Before Dean could protest, Castiel had taken hold of his uninjured arm with a strength that was beyond human and was pulling him into the bathroom.
"Son of a bitch!" Dean turned to face Cas as Castiel let go and shut the bathroom door.
"You are an unbelievably infuriating person," Cas told him as he shrugged out of his jacket and turned on the shower, keeping the water pressure low. He tested the water with his fingers. "Take off your jeans and get in."
"I can look after myself."
Castiel's jaw tightened. Then he swallowed, and the hard glare transformed into something else. "Get in the shower," he said quietly.
It seemed like a lot less trouble to go along with whatever Castiel had in mind, and his burns did hurt. Dean toed off his boots, removed his socks, then tugged off his jeans and boxers and stepped under the stream of cool water. He leaned his hands against the tiles with their dull, cracked grout, clenching his jaw against the sting of pain when the water first struck his skin. After a moment the water began to soothe the burns.
"What're you doing?" Dean asked, as Castiel took off his t-shirt and started pulling down his jeans.
But Cas wouldn't answer him, just stripped down and got into the shower behind Dean. His hands found Dean's waist, sliding over the wet skin. He pulled, indicating he wanted Dean to sit down. They settled into the tub with Dean sitting between Castiel's legs, his back against his chest, Cas's arms around him from behind with the water falling over them both.
He felt the nudge of Castiel's nose against the back of his neck, but otherwise Cas barely moved while they both started to shiver under the water, the pain in Dean's arm and chest diminishing, although the skin was still red and swollen.

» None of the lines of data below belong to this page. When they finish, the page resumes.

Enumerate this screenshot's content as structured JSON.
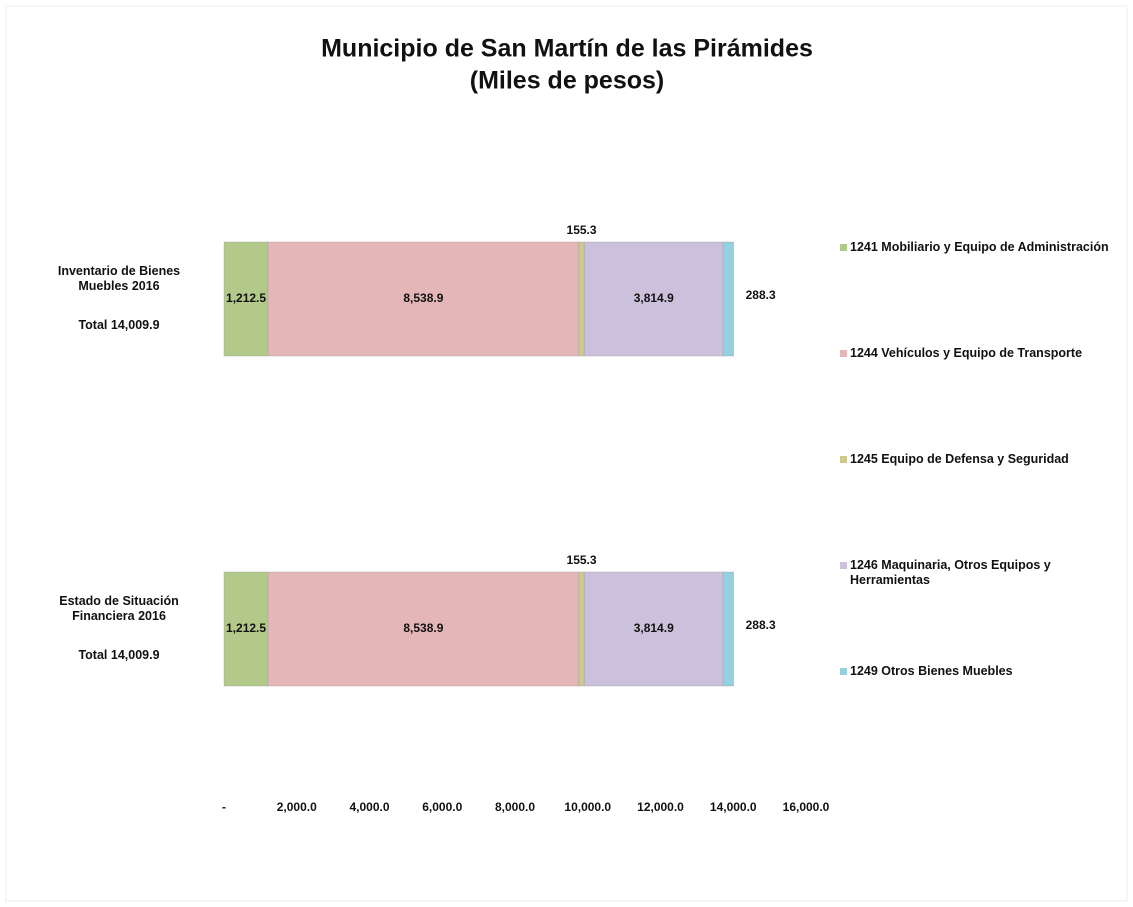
{
  "chart_data": {
    "type": "stacked-bar-horizontal",
    "title": "Municipio de San Martín de las Pirámides",
    "subtitle": "(Miles de pesos)",
    "categories": [
      "Inventario de Bienes Muebles 2016",
      "Estado de Situación Financiera 2016"
    ],
    "annotations": [
      "Total 14,009.9",
      "Total  14,009.9"
    ],
    "series": [
      {
        "name": "1241 Mobiliario y Equipo de Administración",
        "color": "#b3c98a",
        "values": [
          1212.5,
          1212.5
        ],
        "value_labels": [
          "1,212.5",
          "1,212.5"
        ]
      },
      {
        "name": "1244 Vehículos y Equipo de Transporte",
        "color": "#e4b6b8",
        "values": [
          8538.9,
          8538.9
        ],
        "value_labels": [
          "8,538.9",
          "8,538.9"
        ]
      },
      {
        "name": "1245 Equipo de Defensa y Seguridad",
        "color": "#cfc98a",
        "values": [
          155.3,
          155.3
        ],
        "value_labels": [
          "155.3",
          "155.3"
        ]
      },
      {
        "name": "1246 Maquinaria, Otros Equipos y Herramientas",
        "color": "#cbc1dc",
        "values": [
          3814.9,
          3814.9
        ],
        "value_labels": [
          "3,814.9",
          "3,814.9"
        ]
      },
      {
        "name": "1249 Otros Bienes Muebles",
        "color": "#94d0de",
        "values": [
          288.3,
          288.3
        ],
        "value_labels": [
          "288.3",
          "288.3"
        ]
      }
    ],
    "xlim": [
      0,
      16000
    ],
    "xticks": [
      {
        "value": 0,
        "label": "-"
      },
      {
        "value": 2000,
        "label": "2,000.0"
      },
      {
        "value": 4000,
        "label": "4,000.0"
      },
      {
        "value": 6000,
        "label": "6,000.0"
      },
      {
        "value": 8000,
        "label": "8,000.0"
      },
      {
        "value": 10000,
        "label": "10,000.0"
      },
      {
        "value": 12000,
        "label": "12,000.0"
      },
      {
        "value": 14000,
        "label": "14,000.0"
      },
      {
        "value": 16000,
        "label": "16,000.0"
      }
    ],
    "legend": "right"
  }
}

Castiel's hand slid up to fit over the hand-print scar on Dean's shoulder, well above the fresh burn on his arm.
"Remember what I told you," Castiel said, his chin resting at the base of Dean's neck. "You aren't Alastair's."
A tremor went through Dean, uncontrollable, as he started to shiver hard. He leaned back against Castiel, aware of the warmth of him, every contact point between their skin, Cas's fingers perfectly covering the scar on his shoulder. Eventually the tremors calmed. Cas pulled Dean to his feet and turned off the water. They stepped out of the tub, dripping water onto the floor as Castiel reached for two towels that were thin and rough, as most motel-issue towels were, but somehow managed to feel soft as Castiel dried Dean's skin, careful to avoid the burns.
Dean draped a towel over Castiel's head and rubbed vigorously, then pulled it away to reveal Cas's hair in complete chaos. The horrible cold in the center of his chest and the horror of the memory of Alastair pushed back into the box where it belonged, Dean kissed him, a light brush of his mouth, before they started to get dressed.